Vilcinskas, A., Schmidtberg, H., Estoup, A., Tayeh, A., Facon, B., & Vogel, H. (2015). Evolutionary ecology of microsporidia associated with the invasive ladybird Harmonia axyridis. Insect Science, 22(3), 313-324. doi:10.1111/1744-7917.12159.


Cite as: https://hdl.handle.net/11858/00-001M-0000-001A-1456-B
Abstract
Invasive species are characterized by the rapid growth and spread of their populations after establishing a foothold in new habitats, and there are now many examples of such species negatively affecting biodiversity and the economy. It is unclear why some species can become successful invaders, whereas most (even if closely related) remain noninvasive. We previously proposed a hypothesis that parasites associated with invading species can promote their invasive success if they are harmless toward the invaders but harmful to their competitors and/or predators in the newly colonized habitat. Here we discuss whether microsporidia that have recently been discovered in the invasive ladybird Harmonia axyridis contribute to its invasive success. We show that all H. axyridis beetles sourced from diverse collection sites all over the world carry abundant microsporidia. This suggests that both native and invasive H. axyridis populations are associated with these tolerated parasites, which were likely to have existed in native populations before expansion rather than being acquired in newly colonized areas.
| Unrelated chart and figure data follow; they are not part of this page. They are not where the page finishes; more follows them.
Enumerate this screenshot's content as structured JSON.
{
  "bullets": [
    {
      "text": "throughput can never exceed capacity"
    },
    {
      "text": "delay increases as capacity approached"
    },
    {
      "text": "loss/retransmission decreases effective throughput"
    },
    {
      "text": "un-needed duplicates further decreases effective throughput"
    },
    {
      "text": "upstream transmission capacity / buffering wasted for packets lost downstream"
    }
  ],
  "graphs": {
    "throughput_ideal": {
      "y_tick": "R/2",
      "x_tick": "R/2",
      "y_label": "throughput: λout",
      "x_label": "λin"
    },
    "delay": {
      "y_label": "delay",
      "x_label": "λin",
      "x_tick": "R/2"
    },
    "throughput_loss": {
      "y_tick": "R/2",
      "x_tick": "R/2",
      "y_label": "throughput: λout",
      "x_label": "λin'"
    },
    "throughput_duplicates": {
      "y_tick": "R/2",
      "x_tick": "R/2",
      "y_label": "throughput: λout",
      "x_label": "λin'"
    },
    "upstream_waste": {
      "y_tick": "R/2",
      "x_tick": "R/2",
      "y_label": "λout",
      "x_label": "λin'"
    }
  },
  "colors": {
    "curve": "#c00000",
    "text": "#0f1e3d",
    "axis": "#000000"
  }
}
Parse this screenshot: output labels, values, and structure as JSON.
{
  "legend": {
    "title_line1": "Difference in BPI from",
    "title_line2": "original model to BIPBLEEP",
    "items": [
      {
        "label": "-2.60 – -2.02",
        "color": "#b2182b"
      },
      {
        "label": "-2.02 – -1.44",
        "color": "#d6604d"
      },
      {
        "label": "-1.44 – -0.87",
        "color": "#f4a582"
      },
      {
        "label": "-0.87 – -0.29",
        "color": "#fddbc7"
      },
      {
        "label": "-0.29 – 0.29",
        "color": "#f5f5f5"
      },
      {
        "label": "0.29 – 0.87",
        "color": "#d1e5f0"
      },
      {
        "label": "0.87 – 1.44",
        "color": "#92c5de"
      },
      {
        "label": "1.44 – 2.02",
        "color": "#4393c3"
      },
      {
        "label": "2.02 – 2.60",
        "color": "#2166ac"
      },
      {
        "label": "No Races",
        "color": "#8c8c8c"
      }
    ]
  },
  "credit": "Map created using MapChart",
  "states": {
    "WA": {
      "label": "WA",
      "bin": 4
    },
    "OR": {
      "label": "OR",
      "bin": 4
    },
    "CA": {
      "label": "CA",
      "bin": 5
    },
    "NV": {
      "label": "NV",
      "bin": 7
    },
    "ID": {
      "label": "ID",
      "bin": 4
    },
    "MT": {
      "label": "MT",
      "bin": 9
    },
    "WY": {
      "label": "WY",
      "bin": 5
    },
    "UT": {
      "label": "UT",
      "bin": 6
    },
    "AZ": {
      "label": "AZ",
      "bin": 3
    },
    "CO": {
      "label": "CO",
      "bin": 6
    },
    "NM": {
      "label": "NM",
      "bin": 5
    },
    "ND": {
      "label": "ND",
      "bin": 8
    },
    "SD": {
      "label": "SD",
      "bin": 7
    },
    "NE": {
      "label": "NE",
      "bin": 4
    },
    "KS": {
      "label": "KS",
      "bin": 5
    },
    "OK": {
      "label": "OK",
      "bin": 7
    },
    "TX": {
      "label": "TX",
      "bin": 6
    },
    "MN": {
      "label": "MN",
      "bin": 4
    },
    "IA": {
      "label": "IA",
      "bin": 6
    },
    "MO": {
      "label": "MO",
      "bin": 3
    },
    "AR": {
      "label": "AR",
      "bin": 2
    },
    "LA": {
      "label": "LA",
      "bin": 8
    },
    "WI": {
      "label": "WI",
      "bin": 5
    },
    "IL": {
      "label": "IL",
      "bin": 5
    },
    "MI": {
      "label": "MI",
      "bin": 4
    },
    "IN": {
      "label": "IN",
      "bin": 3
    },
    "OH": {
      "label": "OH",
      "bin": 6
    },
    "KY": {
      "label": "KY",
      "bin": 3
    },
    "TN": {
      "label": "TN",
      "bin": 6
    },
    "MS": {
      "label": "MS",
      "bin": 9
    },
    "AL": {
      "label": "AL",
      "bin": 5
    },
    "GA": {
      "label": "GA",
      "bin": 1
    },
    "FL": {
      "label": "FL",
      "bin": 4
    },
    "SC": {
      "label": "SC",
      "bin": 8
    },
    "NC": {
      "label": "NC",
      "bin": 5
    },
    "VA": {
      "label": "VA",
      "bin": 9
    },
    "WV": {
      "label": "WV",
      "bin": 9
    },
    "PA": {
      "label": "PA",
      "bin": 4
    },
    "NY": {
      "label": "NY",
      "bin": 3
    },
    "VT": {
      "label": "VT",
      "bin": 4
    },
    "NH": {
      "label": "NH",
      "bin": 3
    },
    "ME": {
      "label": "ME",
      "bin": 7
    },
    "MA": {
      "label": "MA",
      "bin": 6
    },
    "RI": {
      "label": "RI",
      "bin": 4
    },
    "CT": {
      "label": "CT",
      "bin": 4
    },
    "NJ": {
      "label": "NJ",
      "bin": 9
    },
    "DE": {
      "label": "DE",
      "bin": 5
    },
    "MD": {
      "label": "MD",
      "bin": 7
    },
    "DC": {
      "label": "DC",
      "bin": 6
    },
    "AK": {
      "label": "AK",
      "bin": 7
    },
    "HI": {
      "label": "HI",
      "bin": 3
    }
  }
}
We describe the pathogenesis of the microsporidia during different developmental stages of H. axyridis and we address the possibility that the predation of its infected eggs and larvae by competing native ladybird species may lead to their infection and ultimately to their decline. Finally, we discuss our initial hypothesis: microsporidia that are tolerated by an invasive vector insect can be active against susceptible native competitors and/or predator species.